Most computer systems include one or more associated disk drives, which may be built into or external to the computer system. Typically, disk drives have at least one rotating magnetic medium and associated head mechanisms that are carried adjacent the magnetic material. The heads are radially positionable to selectively write information to, or read information from, precise positions on the disk medium. Such disk drives may be, for example, hard disk drives, floppy drives, or the like.
Data is written to the associated data disk by applying a series of signals to a write head according to the digital information to be stored on the magnetic disk media. The write head has a coil and one or more associated pole pieces that are located in close proximity to the disk media. As signals cause the magnetic flux to change in the head, the magnetic domains of the magnetic media of the disk are aligned in predetermined directions for subsequent read operations. Typically, a small space of unaligned magnetic media separates each magnetic domain transition to enable successive transitions on the magnetic media to be distinguished from each other.
Since the disk is moving relative to the head, it can be seen that if the small space separating the magnetic domain transitions is not sufficiently wide, difficulty may be encountered in distinguishing successive magnetic transitions. This may result in errors in reading the data contained on the disk, which is, of course, undesirable.
Meanwhile, as computers are becoming faster, it is becoming increasingly important to increase the speed at which data can be written to and read from the disk media. However, since the data signals are in the form of square wave transitions, if the rise time of the leading edges of the square waves is large, the small space between magnetic media transitions also becomes large, which reduces the effective rate at which data can be accurately written and read. Since the write head assembly includes at least one coil, forcing the current to rise rapidly, or to reverse flux directions within the write head is difficult.
In the past, data writing circuits used to supply such write signals to the heads included preamplifier circuits to drive the current through selected legs of an "H-bridge" circuit, which is capable of allowing relatively fast current reversals for accurate data reproduction.

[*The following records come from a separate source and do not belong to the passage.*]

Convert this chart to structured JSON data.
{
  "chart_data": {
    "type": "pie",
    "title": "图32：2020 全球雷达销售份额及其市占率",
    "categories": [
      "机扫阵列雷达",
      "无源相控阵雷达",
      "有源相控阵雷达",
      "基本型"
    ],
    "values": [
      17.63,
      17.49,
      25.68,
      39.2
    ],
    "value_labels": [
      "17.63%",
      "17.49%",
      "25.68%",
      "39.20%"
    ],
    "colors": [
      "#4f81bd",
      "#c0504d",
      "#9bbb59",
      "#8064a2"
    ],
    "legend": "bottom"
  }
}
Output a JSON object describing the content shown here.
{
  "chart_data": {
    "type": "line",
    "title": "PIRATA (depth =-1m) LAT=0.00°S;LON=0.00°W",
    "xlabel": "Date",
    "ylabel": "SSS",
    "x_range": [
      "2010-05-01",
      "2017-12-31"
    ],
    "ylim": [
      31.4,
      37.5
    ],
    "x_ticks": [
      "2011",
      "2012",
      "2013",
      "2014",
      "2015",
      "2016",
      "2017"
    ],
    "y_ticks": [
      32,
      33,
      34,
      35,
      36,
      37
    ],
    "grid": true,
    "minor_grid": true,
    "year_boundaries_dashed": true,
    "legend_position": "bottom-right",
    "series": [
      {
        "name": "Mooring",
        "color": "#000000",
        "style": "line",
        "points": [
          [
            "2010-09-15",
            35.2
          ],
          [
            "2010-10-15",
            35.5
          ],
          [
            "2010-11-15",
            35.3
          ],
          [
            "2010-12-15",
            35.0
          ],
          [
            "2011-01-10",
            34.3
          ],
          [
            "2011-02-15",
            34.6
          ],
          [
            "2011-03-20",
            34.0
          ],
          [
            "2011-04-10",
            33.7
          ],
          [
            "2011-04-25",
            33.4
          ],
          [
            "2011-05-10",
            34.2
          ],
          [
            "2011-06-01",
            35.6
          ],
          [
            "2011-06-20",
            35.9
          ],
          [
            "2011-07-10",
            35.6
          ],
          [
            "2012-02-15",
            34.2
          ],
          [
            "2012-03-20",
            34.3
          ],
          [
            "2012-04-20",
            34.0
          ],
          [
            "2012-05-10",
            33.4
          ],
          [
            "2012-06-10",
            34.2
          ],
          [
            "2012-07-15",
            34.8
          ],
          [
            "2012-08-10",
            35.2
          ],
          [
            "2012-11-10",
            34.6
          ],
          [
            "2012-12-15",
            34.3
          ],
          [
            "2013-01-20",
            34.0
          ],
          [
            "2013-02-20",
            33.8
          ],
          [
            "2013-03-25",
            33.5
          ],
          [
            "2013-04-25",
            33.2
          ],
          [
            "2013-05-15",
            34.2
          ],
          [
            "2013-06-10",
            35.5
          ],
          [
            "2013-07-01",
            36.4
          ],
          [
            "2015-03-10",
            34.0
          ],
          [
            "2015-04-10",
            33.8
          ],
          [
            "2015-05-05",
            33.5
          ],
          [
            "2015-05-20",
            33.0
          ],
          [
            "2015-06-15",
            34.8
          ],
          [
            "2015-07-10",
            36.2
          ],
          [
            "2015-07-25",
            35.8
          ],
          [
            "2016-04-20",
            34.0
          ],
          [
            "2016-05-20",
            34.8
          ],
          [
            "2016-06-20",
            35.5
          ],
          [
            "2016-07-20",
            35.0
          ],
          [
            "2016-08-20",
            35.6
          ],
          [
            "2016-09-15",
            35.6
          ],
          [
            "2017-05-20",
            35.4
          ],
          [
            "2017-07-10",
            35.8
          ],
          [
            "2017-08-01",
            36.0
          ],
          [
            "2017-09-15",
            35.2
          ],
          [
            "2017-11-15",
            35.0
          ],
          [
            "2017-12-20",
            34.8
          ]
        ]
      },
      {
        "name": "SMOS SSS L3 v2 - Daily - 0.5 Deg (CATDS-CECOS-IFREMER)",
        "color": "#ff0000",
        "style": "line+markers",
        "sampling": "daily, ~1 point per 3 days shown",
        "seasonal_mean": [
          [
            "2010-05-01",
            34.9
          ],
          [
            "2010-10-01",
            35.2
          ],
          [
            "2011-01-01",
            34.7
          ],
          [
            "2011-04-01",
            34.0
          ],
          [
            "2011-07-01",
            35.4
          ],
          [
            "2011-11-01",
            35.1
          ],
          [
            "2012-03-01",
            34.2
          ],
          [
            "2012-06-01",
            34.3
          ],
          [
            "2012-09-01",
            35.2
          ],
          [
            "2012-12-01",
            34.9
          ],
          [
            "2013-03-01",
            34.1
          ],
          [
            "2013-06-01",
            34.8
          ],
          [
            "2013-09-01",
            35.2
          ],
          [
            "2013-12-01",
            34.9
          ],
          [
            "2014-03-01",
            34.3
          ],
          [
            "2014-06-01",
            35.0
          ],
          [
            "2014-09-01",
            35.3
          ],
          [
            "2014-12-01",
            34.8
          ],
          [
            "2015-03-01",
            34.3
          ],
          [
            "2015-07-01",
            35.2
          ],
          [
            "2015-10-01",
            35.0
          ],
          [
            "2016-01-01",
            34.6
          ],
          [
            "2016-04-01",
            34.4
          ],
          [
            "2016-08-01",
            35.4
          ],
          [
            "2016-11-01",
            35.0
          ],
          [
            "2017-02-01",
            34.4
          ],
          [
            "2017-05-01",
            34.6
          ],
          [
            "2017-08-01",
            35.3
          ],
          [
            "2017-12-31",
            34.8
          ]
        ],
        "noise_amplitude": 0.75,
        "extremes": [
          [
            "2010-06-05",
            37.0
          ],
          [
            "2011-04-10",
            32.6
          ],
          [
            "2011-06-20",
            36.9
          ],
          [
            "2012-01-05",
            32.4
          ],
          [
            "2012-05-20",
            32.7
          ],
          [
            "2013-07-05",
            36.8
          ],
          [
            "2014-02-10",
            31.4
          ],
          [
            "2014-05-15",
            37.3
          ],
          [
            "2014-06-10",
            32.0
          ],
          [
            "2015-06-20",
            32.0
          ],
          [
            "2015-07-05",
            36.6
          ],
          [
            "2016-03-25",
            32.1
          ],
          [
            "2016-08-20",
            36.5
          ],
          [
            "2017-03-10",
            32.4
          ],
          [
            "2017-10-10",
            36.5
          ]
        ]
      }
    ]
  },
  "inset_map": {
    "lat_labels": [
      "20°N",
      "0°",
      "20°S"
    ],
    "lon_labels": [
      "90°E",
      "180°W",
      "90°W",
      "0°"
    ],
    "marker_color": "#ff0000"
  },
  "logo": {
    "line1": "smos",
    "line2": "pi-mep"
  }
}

An example of a typical H-bridge write head data driving circuit 10, according to the prior art, is shown in FIG. 1. The circuit 10 includes four MOS transistors, 12-15 connected between a V.sub.CC voltage 11 and ground reference 17. A coil 19, used, for example, to supply data pulses for writing to a disk drive media is integrated into the write head mechanism. The coil 19 is connected between the center legs of the H-bridge, as shown.
It can be seen that, depending on the gate biases applied to the respective transistors 12-15, the current flows through the coil 19 in one direction or another. That is, one current flow path includes the transistor 14, coil 19 from right to left, and transistor 13. The other current flow path includes transistor 12, the coil 19 from left to right, and the transistor 15.
In the H-bridge circuit 10, the transistors 12 and 14 serve as switching, transistors, which are controlled by the out-of-phase signals on a pair of respective input lines 28 and 29. The transistors 13 and 15 serve as current controlling transistors, which are controlled by the out-of-phase signals on the respective input lines 29 and 28 in a manner opposite from the connections to the switching transistors 12 and 14, via respective control transistors 31 and 32. The magnitude of the current through the transistors 13 and 15 is controlled by a transistor 21, with which the transistors 13 and 15 form respective current mirrors, when connected via respective transmission gates 24 and 25. The transmission gates 24 and 25 are controlled by the signals on the respective input lines 29 and 28, in the same manner as the associated transistors 31 and 32. A reference current source 26 supplies the reference current to the transistor 21, which is mirrored by currents in respective transistors 13 and 15, as described above.
Thus, the data drive signals supplied to the head mechanism associated with the circuit 10 may be controlled by applying appropriate signals to the input lines 28 and 29. However, as mentioned, as data rates increase, the rates at which the heads can accurately write the data to the magnetic media is limited by the speed at which the flux in the coil 19 (and its associated components) can be reversed. The maximum data rate is thus limited to the maximum physical flux reversal rate of the driver circuitry.
What is needed, therefore, is a method and circuit for driving an inductive load of the type used in conjunction with a write head of a disk drive with a signal that enables a maximum flux reversal rate in the driver coil.